Living in Code

by | Jun 14, 2017 | 0 comments

I’m a queer Latinx born in Houston, Texas, raised in Milwaukee, with roots in both. As a teenager, I felt like I was always code switching from one setting to another (geographically and otherwise). Growing up, I had always been marked as “different”—for being shy, for being too “Americanized,” for dressing a certain way.

I knew deep down inside, coming out would be much more difficult than trying to talk my mom into letting me dye my hair green or getting a nose ring. I knew that something else was different about me, because I had already realized that I liked girls when I was about nine years old. I wasn’t ashamed of my queerness or my sexuality once I “came out” to myself at 16. Instead, the dread of being confronted by my family members who called the Bible Belt home always simmered in my head, and being marked as different for so long was wearing me down. I figured that blending in, at least until I finished high school, was the better option, rather than telling everyone I was gay and having that be one more thing about myself that I had to defend or explain away.

I was 19 when that moment finally came, and it certainly wasn’t the teary-eyed sitcom scene anyone would’ve wished for. I fumbled the opportunity I had been waiting for for the longest time, and it was only because my mom kept pressing for answers that the subject even came up (her suspicions were at an all-time high). It got quiet and super awkward for the next couple of days any time the subject came up.
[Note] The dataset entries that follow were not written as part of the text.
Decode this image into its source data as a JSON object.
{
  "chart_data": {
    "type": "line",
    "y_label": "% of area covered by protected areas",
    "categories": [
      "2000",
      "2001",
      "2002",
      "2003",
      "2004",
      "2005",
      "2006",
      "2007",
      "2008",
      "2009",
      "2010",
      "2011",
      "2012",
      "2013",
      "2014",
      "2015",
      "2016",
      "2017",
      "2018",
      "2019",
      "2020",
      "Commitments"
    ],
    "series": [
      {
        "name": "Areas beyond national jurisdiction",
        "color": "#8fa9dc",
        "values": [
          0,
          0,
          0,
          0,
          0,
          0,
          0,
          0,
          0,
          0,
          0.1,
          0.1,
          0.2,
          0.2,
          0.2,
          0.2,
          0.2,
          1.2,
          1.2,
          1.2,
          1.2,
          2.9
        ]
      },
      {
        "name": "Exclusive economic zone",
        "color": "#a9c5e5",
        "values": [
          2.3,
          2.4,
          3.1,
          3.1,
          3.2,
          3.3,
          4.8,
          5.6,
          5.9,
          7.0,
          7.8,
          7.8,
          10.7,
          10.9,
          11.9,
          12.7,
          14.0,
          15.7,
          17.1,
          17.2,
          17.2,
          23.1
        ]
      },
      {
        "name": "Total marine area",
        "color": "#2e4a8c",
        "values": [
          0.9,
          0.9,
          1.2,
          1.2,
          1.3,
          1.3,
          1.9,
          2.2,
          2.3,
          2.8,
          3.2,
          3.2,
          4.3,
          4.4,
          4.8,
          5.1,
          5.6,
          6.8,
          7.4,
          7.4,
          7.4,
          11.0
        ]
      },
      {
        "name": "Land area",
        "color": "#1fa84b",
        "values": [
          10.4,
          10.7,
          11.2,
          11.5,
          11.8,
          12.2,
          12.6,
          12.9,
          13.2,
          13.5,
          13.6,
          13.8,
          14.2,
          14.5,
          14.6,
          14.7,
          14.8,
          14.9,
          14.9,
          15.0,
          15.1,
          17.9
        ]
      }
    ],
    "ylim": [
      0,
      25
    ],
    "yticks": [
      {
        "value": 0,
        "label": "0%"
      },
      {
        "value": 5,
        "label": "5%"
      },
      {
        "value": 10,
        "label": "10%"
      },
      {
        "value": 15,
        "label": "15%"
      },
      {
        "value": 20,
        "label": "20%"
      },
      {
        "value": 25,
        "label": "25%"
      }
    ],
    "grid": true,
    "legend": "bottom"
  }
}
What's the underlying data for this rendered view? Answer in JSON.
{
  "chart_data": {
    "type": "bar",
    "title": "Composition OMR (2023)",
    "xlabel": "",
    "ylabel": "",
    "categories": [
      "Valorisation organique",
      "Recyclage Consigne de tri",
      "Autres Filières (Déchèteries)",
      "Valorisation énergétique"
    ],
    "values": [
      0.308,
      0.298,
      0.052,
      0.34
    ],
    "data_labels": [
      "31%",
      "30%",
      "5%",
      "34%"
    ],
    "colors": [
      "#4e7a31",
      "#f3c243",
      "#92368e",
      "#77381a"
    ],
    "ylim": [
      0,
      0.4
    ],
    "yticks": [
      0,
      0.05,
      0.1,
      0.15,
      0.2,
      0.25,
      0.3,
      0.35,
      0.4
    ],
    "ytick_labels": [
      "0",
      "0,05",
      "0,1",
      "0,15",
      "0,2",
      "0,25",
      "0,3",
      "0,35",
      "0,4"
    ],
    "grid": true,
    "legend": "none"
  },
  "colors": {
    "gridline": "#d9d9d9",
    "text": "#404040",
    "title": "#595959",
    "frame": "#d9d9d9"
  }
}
Once the initial surprise wore off, though, my parents ended the spell with a hug and an “I love you.” They didn’t reject me, and I still had a place to call home—which I know are two of the biggest things at stake when a queer youth decides to tell a caretaker, guardian, or parent who they are. The reality is also that we never just “come out” once—it’s repeated over and over as time goes on and as people come in and out of our lives.

From then on, I knew I never wanted to hide any part of my identity ever again. A lot of the times, code switching can translate to self-preservation or can mean safety from harassment or violence, but the work that I do as an LGBT Youth Advocate and as an openly queer adult consists of creating an affirming space that celebrates all the facets and intersections of everyone’s identities. It also means creating a support system for queer, trans, gender non-conforming people of color and people of all abilities and backgrounds, whom I know may not have that at home, at school, or in their day-to-day lives.

Our work as advocates and as adults who have the opportunity to work with and meet LGBTQ youth is all the more crucial now, considering the administration that we live under and how it actively works to deny trans and queer youth, low-income, immigrant and undocumented communities, and disabled folks any agency or justice. And while we live in an increasingly dangerous political climate, I know that the messages we send as adults who work with LGBTQ youth become all the more important in order to create spaces for long-term change in a world that works to silence us and erase us.

I moved back to Milwaukee last fall after having been in New York for four years, and I was determined to take what I had learned from my mentors and friends to continue the work here in the Midwest, especially after the attack in Orlando last summer.

I came across the Milwaukee LGBT Community Center and was set on working with a team of like-minded folks dedicated to working with and advocating for the LGBTQ community. My long-term goal is to ensure that LGBTQ youth feel empowered enough to make a difference in their own communities and break down the borders in our society—whether that means starting a GSA at their school, organizing and challenging anti-LGBTQ policies, or fighting for all-gender restrooms on campus.